Description and Requirements
Key Responsibilities
Operational Optimization
- Analyze provider data workflows to identify inefficiencies, rework, and process gaps.
- Recommend and implement scalable solutions to improve turnaround times and reduce manual effort.
- Support initiatives focused on operational excellence and continuous improvement.
Data Accuracy & Reconciliation
- Perform reconciliation of provider data across systems (e.g., PDM, Atlas, MHS, HRP).
- Identify discrepancies, conduct root-cause analysis, and partner with stakeholders to resolve issues.
- Ensure data integrity, consistency, and alignment across platforms.
QA / UAT & Quality Initiatives
- Participate in QA and UAT testing to validate provider data accuracy and system enhancements.
- Document findings and support issue resolution prior to production deployment.
Reporting & Data Insights
- Analyze provider data trends and develop insights to support informed decision-making.
- Prepare reports and dashboards highlighting risks, performance metrics, and improvement opportunities.
Training & Documentation
- Develop and maintain job aids, standard operating procedures, and training materials.
- Support knowledge-sharing initiatives to improve consistency and team effectiveness.
Minimum Qualifications
- High School Diploma or GED from an accredited institution required; Associate’s or Bachelor’s degree in Business, Healthcare Administration, Data Analytics, or related field preferred.
- Experience working in Microsoft product suite, including Outlook, Word, PowerPoint and Excel
- Advanced Excel skills, including the ability to manipulate and create spreadsheets; standardize reports across multiple worksheets; utilize VLOOKUPs, XLOOKUPs, formulas, and functions; create, interpret, and analyze pivot tables; and apply filtering, conditional formatting, and data validation techniques to generate accurate and meaningful results.
Preferred Qualifications
- Bachelor’s degree in Business, Healthcare Administration, Data Analytics, or related field (or equivalent experience).
- 2–4+ years of experience in healthcare operations, provider data management, or process optimization.
- Experience analyzing data trends and identifying inconsistencies or discrepancies across systems.
- Ability to perform data reconciliation and root-cause analysis to resolve operational issues
- Experience working in cross-functional environments and collaborating with multiple stakeholders.

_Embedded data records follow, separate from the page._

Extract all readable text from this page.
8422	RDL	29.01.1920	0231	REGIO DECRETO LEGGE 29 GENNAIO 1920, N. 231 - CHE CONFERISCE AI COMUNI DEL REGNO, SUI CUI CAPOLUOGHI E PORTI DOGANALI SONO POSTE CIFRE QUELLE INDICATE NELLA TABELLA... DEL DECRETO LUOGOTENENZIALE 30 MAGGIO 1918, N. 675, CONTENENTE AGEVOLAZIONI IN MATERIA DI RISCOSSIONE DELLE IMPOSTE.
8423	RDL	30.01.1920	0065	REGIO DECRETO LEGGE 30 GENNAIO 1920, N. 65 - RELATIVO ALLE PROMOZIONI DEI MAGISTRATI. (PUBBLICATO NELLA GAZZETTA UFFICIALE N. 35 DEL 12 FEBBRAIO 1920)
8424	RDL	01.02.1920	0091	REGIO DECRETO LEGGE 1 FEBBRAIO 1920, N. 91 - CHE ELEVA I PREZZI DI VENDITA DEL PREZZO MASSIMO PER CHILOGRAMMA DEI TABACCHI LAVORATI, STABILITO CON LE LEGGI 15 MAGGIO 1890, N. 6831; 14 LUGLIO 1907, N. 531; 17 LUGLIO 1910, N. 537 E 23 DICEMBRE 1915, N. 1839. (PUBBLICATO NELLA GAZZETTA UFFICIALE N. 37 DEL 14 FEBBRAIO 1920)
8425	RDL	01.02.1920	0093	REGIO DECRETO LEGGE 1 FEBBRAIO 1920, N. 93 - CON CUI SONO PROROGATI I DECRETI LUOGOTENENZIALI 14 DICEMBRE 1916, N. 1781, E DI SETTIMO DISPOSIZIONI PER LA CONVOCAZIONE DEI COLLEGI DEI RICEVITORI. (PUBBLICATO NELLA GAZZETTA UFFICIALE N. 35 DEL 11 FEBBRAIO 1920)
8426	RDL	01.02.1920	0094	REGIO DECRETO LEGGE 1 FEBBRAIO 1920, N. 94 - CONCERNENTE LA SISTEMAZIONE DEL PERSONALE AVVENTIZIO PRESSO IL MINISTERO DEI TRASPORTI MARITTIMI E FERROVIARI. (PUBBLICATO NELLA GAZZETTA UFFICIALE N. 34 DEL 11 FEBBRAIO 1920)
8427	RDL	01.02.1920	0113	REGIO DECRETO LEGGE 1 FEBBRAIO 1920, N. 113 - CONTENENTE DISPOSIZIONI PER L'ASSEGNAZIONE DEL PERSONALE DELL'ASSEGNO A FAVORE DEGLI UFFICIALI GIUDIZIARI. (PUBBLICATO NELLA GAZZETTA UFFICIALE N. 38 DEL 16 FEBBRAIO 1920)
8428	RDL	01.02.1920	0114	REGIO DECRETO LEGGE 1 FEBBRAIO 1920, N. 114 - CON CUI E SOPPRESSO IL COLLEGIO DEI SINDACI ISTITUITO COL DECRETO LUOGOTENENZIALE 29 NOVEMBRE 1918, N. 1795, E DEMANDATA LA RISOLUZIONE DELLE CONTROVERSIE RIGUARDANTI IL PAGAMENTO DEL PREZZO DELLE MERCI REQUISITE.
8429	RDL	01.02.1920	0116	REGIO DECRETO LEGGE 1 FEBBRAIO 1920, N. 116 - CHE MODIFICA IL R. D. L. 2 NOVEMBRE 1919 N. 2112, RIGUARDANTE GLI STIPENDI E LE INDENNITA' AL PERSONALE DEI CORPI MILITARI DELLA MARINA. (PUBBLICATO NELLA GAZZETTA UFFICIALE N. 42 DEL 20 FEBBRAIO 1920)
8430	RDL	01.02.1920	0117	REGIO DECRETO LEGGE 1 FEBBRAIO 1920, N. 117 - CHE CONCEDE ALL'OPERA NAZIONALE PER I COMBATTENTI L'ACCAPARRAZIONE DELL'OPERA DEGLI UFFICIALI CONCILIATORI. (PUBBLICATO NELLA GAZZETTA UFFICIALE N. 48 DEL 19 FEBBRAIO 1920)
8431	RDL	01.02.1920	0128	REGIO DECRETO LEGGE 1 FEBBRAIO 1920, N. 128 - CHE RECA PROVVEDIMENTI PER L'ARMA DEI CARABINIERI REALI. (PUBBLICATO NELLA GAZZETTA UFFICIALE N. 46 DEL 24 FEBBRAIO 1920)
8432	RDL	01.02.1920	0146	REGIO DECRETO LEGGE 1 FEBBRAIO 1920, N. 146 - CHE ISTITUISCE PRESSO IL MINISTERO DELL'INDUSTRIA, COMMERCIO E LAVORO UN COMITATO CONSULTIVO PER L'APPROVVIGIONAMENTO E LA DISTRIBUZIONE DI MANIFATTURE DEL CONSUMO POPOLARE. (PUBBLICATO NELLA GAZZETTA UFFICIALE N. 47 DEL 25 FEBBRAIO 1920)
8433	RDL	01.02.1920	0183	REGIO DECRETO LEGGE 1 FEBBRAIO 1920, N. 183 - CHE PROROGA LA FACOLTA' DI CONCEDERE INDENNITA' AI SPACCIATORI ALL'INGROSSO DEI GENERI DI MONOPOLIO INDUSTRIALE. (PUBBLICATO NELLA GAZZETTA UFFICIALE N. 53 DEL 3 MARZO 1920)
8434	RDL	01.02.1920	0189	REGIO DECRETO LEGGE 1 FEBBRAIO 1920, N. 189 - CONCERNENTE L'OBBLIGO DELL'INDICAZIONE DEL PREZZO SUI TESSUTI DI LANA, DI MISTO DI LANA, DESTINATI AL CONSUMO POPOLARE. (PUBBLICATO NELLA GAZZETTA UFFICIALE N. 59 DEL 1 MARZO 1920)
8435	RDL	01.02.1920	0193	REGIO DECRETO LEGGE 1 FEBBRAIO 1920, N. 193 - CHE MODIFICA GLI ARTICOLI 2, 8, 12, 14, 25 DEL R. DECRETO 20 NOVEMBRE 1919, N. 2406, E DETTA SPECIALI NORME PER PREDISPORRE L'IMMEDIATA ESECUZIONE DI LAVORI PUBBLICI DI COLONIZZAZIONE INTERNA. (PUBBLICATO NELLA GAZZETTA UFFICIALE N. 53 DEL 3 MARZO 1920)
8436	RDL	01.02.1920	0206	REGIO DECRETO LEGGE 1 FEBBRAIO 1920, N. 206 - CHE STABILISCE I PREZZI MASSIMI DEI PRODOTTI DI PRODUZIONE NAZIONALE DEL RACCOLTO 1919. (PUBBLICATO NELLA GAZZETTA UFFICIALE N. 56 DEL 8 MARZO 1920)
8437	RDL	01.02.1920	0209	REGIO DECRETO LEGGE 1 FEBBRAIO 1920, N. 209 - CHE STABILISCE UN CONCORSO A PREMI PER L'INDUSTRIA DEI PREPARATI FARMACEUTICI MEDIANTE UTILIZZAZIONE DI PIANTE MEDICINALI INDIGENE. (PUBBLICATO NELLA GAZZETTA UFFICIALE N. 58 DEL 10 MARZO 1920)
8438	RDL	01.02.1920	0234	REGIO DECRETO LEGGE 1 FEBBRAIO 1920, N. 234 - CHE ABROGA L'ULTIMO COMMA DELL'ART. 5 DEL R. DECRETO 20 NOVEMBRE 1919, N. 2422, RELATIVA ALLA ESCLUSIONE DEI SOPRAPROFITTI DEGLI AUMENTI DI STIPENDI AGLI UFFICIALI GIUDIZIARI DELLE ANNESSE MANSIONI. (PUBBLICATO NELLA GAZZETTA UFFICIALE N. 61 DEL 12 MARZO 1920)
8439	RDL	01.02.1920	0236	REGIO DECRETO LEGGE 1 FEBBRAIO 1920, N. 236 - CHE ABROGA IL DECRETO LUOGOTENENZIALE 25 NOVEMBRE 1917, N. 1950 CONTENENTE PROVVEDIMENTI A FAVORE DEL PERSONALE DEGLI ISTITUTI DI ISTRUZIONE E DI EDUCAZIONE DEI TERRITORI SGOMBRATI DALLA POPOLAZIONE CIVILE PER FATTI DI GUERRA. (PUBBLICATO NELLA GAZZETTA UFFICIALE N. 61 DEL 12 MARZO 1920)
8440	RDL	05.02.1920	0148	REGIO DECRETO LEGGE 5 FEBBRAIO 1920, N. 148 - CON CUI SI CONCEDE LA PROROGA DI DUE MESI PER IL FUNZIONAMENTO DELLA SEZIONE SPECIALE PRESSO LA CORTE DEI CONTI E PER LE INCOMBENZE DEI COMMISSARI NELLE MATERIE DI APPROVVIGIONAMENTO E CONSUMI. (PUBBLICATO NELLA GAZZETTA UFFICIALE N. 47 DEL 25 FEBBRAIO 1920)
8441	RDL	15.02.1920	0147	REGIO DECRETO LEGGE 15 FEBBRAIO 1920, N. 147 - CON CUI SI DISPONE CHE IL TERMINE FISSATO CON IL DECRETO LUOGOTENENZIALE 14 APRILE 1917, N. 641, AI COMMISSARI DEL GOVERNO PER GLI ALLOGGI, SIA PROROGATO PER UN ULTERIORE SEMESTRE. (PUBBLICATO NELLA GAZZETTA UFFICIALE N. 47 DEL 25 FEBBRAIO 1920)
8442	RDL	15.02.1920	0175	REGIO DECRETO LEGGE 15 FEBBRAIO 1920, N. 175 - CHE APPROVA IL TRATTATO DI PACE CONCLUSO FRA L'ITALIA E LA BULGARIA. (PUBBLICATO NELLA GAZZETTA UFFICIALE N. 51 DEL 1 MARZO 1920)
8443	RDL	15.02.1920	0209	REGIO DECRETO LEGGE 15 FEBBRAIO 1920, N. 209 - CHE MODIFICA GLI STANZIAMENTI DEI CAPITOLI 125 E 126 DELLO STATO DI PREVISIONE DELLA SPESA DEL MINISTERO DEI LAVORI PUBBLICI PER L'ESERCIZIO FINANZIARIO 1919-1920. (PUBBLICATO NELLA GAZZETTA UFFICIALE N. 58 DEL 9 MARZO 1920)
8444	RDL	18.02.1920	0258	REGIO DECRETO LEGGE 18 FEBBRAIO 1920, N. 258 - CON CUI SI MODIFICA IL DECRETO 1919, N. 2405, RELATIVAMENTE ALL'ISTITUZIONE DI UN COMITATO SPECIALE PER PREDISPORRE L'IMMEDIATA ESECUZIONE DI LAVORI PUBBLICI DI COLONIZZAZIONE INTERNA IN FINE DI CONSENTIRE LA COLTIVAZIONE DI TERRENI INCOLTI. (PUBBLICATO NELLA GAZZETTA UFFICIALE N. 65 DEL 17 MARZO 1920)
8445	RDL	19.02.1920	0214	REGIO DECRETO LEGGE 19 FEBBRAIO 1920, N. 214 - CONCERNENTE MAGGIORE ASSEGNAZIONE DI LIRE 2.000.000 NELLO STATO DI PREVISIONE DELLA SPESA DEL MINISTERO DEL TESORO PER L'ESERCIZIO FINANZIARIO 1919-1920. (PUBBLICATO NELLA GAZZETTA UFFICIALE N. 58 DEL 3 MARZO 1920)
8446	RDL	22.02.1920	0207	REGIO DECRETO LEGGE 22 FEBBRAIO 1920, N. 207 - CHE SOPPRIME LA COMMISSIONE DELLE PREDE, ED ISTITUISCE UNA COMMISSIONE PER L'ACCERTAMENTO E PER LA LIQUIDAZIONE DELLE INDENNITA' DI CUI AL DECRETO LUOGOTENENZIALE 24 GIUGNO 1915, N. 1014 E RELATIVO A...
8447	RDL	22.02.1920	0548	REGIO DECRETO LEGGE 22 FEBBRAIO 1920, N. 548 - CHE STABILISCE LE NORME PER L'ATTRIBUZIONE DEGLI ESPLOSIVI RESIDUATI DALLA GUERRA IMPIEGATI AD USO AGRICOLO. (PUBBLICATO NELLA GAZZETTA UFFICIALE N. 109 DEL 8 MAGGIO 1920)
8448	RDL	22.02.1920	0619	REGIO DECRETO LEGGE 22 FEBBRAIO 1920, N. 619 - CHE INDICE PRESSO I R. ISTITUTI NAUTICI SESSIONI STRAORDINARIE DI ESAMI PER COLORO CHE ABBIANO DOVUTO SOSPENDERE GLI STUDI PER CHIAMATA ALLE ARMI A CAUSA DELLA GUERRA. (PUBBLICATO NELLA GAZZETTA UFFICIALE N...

- Strong written and verbal communication skills, including the ability to document processes and present findings clearly.
- Ability to manage multiple priorities in a fast-paced environment.
- Experience in managed care or provider network operations.
- Familiarity with PDM, provider onboarding workflows, or credentialing processes.
- Experience supporting QA/UAT testing initiatives.
Hiring Range*:
Greater New York City Area (NY, NJ, CT residents): $58,900 - $80,070
All Other Locations (within approved locations): $51,000 - $74,880
As a candidate for this position, your salary and related elements of compensation will be contingent upon your work experience, education, licenses and certifications, and any other factors Healthfirst deems pertinent to the hiring decision.
In addition to your salary, Healthfirst offers employees a full range of benefits such as, medical, dental and vision coverage, incentive and recognition programs, life insurance, and 401k contributions (all benefits are subject to eligibility requirements). Healthfirst believes in providing a competitive compensation and benefits package wherever its employees work and live.
*The hiring range is defined as the lowest and highest salaries that Healthfirst in “good faith” would pay to a new hire, or for a job promotion, or transfer into this role.